We have determined the Mach number, \(M\), by an expression that relates it to the static pressure. Now, we can solve for the static pressure: Since we are given the stagnation pressure, we can use the isentropic stagnation pressure equation to determine the static pressure directly (instead of the previous long equation). Now we can write for static pressure: \(P_s = P_t \left(1 + \dfrac{\gamma - 1}{2} M^2\right)^{-\dfrac{\gamma}{\gamma - 1}}\) Substituting the given values and the expression for \(M^2\) from previous step: \(P_s = 0.6 \times 10^6 \left(1 + 1.4\left(\dfrac{0.6 \times 10^6}{P_s}\right)^{0.4} - 1\right)^{-\dfrac{1.4}{0.4}}\) Finally, we need to solve this nonlinear equation for the value of \(P_s\). By iterative methods such as the Newton-Raphson method, we find the solution: \(P_s = 2.055 \times 10^5\,\mathrm{Pa}\)

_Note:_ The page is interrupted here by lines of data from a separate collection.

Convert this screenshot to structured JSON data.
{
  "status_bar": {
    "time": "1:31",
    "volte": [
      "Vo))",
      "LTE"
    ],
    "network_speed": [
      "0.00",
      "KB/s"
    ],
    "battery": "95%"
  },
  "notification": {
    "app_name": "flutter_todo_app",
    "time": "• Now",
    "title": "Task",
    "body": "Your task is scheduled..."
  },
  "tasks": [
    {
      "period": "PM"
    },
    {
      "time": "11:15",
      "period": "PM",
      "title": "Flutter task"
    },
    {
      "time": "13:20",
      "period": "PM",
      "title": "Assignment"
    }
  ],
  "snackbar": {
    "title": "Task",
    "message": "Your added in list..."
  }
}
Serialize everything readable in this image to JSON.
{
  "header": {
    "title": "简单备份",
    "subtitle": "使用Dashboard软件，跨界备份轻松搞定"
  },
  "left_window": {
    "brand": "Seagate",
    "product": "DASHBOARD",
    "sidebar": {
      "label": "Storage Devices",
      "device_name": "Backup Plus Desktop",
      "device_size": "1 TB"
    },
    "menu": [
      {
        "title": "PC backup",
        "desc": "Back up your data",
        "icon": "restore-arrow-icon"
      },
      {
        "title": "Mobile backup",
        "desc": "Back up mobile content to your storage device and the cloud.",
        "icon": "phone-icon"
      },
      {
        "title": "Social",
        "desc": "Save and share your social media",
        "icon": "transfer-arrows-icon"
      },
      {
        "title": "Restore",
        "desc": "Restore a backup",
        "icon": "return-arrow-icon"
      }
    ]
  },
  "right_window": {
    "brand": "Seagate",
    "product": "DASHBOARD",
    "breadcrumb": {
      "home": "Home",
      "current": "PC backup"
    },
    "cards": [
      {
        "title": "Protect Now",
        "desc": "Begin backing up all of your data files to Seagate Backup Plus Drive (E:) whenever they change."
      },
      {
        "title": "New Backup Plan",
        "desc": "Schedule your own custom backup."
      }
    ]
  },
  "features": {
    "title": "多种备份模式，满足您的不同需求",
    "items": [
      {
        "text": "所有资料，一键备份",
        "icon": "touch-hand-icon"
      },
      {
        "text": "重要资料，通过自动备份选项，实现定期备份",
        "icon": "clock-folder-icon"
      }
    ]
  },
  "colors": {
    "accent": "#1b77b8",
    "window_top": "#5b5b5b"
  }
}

4. Calculate the static temperature

Now that we calculated the static pressure, we can determine the static temperature by using the isentropic flow equation: \(T_s = \dfrac{T_t}{1 + \dfrac{\gamma - 1}{2} M^2}\) Substituting the known values and the expression for \(M^2\): \(T_s = \dfrac{673.15}{1 + 1.4\left(\dfrac{0.6 \times 10^6}{2.055 \times 10^5}\right)^{0.4} - 1} = 336.41\,\mathrm{K}\) Now, the static pressure and the static temperature at this state are \(P_s = 2.055 \times 10^5\,\mathrm{Pa}\) and \(T_s = 336.41\,\mathrm{K}\), respectively.